“source sequences”
Source: Carmi, Church, and Levanon
The hardest part of detecting ancient editing is deciding which sequence state is ancestral. Suppose two repeat copies differ at a position: one has G, and the other has A. Calling that an APOBEC edit assumes the change went from G to A. But sequence alignments alone do not give direction. A-to-G is also a possible transition. Without directionality, an APOBEC detector is just counting differences.
The common solution is to use a parent-child or source-edited model. The idea is that a newly inserted edited element should resemble the element that produced it, except at APOBEC-induced sites. If a genomic copy contains many A bases where a highly similar partner contains G bases, the G-rich partner becomes a candidate source or ancestral proxy. The A-rich copy becomes the candidate edited descendant.
Knisbacher and Levanon formalised this using the same-subfamily LTR alignments and a consensus filter. They first identified candidate pairwise alignments with clustered G-to-A differences. Then they asked whether the subfamily consensus supported the G state at those sites. If most candidate editing positions are G in the consensus, and the A-containing element is more diverged from the consensus than the G-containing element, then the direction G-to-A becomes much more plausible.
This design is elegant because it creates a local evolutionary triangle: candidate source copy, candidate edited copy, and subfamily consensus. If all three agree with the edit model, the inference is strong. If the consensus is ambiguous or supports A, the case weakens. If the A-containing copy is not more diverged from consensus, the candidate may be a false directional call.

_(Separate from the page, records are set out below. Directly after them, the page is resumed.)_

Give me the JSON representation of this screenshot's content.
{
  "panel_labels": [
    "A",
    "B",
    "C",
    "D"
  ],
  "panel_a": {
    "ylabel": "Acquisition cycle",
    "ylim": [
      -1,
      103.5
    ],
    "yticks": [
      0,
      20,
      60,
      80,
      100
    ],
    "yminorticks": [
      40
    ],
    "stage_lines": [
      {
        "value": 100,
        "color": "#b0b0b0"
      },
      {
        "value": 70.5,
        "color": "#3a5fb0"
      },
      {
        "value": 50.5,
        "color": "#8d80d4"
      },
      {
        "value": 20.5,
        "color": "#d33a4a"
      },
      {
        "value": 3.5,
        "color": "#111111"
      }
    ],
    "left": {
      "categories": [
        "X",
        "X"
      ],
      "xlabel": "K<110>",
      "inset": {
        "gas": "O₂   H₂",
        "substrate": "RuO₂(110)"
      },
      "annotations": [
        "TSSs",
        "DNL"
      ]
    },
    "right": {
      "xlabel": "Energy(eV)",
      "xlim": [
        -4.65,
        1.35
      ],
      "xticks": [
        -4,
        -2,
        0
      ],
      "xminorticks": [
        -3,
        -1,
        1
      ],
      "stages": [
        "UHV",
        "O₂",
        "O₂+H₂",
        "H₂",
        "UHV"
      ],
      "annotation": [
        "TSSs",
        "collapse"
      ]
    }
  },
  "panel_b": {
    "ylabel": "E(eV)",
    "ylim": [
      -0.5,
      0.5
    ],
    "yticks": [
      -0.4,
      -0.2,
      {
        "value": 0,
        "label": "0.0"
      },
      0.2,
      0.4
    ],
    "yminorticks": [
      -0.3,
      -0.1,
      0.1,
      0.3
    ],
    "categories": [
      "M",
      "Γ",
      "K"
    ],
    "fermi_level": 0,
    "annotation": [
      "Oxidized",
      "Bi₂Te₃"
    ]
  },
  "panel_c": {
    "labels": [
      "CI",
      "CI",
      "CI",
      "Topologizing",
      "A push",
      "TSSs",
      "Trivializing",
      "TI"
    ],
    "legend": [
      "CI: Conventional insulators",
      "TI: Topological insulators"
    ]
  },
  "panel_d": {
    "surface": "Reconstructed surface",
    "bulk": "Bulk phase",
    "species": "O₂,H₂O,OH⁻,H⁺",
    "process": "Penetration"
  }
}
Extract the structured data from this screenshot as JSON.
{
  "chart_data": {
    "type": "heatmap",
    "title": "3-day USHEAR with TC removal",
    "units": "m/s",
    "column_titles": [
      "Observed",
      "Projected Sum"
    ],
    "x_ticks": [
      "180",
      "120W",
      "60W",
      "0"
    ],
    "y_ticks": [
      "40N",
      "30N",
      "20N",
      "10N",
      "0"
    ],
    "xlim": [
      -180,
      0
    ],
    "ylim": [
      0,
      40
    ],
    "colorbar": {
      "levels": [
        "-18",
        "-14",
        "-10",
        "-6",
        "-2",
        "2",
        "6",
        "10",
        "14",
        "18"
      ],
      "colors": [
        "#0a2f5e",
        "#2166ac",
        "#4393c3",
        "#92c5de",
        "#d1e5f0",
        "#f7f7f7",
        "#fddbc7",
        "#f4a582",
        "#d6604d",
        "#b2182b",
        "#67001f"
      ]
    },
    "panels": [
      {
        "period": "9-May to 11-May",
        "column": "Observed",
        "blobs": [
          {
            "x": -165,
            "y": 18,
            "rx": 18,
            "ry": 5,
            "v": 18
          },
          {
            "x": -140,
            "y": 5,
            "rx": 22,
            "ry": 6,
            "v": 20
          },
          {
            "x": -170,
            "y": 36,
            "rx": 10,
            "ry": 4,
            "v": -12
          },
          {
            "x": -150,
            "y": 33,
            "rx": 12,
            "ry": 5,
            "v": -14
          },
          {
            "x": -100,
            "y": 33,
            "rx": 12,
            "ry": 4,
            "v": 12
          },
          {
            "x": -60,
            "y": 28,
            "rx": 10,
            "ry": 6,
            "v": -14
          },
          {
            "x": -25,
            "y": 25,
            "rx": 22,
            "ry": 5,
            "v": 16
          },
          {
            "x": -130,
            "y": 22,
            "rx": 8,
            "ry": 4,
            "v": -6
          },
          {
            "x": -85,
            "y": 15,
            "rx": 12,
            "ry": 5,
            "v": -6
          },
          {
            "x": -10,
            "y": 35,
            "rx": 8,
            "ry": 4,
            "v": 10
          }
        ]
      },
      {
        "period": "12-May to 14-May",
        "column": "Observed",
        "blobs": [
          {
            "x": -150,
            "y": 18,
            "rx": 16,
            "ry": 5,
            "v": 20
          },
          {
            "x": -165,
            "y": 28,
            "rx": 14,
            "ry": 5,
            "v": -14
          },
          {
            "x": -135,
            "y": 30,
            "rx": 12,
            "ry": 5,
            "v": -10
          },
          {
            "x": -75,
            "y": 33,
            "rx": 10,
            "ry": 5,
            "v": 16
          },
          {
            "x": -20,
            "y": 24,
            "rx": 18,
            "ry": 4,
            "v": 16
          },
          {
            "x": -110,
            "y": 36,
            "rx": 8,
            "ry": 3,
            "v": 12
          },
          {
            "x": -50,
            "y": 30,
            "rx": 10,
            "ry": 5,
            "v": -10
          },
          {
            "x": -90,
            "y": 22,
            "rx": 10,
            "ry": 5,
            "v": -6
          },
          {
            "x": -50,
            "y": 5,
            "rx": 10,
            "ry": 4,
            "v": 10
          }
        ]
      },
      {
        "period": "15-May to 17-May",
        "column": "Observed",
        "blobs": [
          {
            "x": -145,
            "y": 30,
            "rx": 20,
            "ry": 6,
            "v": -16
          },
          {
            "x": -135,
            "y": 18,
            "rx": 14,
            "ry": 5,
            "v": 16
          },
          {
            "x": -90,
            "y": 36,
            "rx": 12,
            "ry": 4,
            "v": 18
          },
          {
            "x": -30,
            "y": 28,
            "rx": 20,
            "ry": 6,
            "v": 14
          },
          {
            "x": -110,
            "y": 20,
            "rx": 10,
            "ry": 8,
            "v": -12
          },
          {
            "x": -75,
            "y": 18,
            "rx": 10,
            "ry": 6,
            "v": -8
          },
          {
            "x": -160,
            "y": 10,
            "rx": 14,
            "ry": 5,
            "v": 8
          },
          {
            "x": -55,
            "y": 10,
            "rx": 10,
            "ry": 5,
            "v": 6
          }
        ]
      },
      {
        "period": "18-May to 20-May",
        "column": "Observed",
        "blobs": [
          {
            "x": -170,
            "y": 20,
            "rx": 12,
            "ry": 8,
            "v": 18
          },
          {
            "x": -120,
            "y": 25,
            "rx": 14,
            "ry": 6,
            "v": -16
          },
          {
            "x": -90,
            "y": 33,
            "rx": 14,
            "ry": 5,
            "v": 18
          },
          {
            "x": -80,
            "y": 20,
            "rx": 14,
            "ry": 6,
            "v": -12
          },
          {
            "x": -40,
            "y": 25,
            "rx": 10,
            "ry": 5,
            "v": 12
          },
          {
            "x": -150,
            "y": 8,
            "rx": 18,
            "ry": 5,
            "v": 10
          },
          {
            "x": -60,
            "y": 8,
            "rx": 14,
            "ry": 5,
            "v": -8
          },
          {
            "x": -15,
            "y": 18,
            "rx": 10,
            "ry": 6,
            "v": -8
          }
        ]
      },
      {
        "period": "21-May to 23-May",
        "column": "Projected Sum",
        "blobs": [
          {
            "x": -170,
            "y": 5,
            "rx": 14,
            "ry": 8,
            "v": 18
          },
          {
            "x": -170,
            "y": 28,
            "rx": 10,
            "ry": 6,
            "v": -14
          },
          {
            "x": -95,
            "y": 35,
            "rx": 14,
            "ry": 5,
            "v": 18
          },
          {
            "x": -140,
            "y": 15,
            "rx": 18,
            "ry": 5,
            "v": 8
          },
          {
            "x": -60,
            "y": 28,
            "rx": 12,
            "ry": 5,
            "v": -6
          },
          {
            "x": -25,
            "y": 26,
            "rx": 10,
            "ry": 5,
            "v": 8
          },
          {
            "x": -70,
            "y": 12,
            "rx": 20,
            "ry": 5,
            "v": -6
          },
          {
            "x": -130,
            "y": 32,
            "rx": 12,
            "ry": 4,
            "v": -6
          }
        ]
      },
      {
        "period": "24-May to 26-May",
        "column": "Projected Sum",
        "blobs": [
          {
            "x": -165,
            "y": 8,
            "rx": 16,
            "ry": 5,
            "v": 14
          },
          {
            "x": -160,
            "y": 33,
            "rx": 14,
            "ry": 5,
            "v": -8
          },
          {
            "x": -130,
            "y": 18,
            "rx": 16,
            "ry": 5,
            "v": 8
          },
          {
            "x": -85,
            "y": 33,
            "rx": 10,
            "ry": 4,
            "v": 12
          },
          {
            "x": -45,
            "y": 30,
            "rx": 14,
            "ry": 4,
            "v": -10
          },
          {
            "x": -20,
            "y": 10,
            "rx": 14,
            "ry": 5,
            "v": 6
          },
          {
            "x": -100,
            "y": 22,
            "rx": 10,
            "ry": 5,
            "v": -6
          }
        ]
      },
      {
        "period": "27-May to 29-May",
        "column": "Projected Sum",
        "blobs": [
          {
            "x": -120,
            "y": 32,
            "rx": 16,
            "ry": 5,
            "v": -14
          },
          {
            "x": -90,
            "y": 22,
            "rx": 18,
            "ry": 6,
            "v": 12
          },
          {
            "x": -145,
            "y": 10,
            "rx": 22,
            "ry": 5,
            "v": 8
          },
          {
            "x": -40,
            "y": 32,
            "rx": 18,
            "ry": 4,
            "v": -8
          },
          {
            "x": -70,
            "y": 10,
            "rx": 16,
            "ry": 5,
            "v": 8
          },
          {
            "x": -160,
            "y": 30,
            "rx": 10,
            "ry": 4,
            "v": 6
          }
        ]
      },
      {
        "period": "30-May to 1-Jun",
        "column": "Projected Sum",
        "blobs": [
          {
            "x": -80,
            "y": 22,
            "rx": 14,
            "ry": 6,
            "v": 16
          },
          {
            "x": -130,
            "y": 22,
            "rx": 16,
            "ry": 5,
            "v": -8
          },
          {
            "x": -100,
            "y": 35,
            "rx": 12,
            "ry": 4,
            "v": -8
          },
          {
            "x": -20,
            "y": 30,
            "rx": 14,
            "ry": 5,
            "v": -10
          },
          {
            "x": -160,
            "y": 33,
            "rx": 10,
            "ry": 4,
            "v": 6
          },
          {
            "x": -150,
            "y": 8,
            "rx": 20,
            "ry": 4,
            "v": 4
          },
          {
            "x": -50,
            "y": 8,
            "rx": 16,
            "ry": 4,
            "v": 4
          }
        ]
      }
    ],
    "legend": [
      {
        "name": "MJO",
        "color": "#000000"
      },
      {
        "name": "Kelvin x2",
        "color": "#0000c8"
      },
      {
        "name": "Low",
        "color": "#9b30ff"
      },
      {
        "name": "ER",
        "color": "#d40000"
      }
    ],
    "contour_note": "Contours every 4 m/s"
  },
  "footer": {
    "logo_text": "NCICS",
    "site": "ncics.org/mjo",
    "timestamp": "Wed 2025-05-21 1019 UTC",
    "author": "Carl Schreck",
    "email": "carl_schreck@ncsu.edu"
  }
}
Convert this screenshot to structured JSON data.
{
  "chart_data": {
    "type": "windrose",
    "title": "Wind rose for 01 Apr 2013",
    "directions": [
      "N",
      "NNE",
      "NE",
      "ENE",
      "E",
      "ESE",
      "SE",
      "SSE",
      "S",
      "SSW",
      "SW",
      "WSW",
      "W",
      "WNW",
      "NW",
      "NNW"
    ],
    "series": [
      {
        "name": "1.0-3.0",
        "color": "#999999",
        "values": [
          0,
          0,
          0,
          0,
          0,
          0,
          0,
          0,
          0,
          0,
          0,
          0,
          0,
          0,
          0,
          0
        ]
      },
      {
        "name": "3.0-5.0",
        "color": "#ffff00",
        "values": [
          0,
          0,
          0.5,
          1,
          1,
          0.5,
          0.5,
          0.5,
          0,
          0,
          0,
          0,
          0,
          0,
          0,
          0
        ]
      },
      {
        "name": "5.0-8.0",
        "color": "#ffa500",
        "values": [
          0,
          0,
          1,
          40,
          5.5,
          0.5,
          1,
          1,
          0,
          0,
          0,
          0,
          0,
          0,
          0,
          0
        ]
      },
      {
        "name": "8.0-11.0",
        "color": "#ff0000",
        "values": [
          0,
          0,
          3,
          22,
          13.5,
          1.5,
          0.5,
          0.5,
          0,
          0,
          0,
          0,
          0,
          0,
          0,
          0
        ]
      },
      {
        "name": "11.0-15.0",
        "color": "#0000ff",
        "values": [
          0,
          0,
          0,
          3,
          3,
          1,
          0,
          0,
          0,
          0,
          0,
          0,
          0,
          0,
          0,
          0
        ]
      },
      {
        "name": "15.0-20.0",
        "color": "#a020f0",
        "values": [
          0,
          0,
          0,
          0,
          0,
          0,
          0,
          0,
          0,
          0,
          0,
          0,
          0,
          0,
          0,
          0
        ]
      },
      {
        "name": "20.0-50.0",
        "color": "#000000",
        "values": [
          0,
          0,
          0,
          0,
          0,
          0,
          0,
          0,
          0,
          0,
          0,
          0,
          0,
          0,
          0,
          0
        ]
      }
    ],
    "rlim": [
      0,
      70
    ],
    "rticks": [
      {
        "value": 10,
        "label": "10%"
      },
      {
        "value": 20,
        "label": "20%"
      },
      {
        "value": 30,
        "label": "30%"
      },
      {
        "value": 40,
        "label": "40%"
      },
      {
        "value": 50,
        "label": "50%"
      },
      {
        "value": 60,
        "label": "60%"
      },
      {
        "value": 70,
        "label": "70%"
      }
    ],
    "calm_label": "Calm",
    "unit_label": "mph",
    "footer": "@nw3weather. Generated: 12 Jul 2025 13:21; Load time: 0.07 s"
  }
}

But the model has assumptions. First, it assumes that a close source or source-like element still exists in the assembly. That may fail if the actual source was deleted, rearranged, incompletely assembled, or itself highly mutated. Second, it assumes the subfamily consensus is a reasonable ancestral approximation. That may fail for rapidly expanding, structured, or recombining repeat families. Third, it assumes that high similarity indicates ancestry rather than recent duplication, gene conversion, or assembly collapse.
Recent copy expansion is especially tricky. If a repeat family expands rapidly, many copies will be very similar. A detector may find several plausible G-rich partners for one A-rich edited copy. Conversely, if an edited copy itself later served as a template, descendants may share the same edited sites. A pairwise pipeline could count those descendants as separate edited elements even though the mutational burst occurred once.
A modern solution should move beyond a single best BLAST hit. It should cluster all related copies, build a local sequence graph, and infer shared derived states. Sites shared across many A-rich copies with identical flanking divergence may indicate inheritance from one edited ancestor. Sites unique to one copy are better evidence of independent editing. This distinction matters enormously for estimating how often APOBEC attacked retroelements.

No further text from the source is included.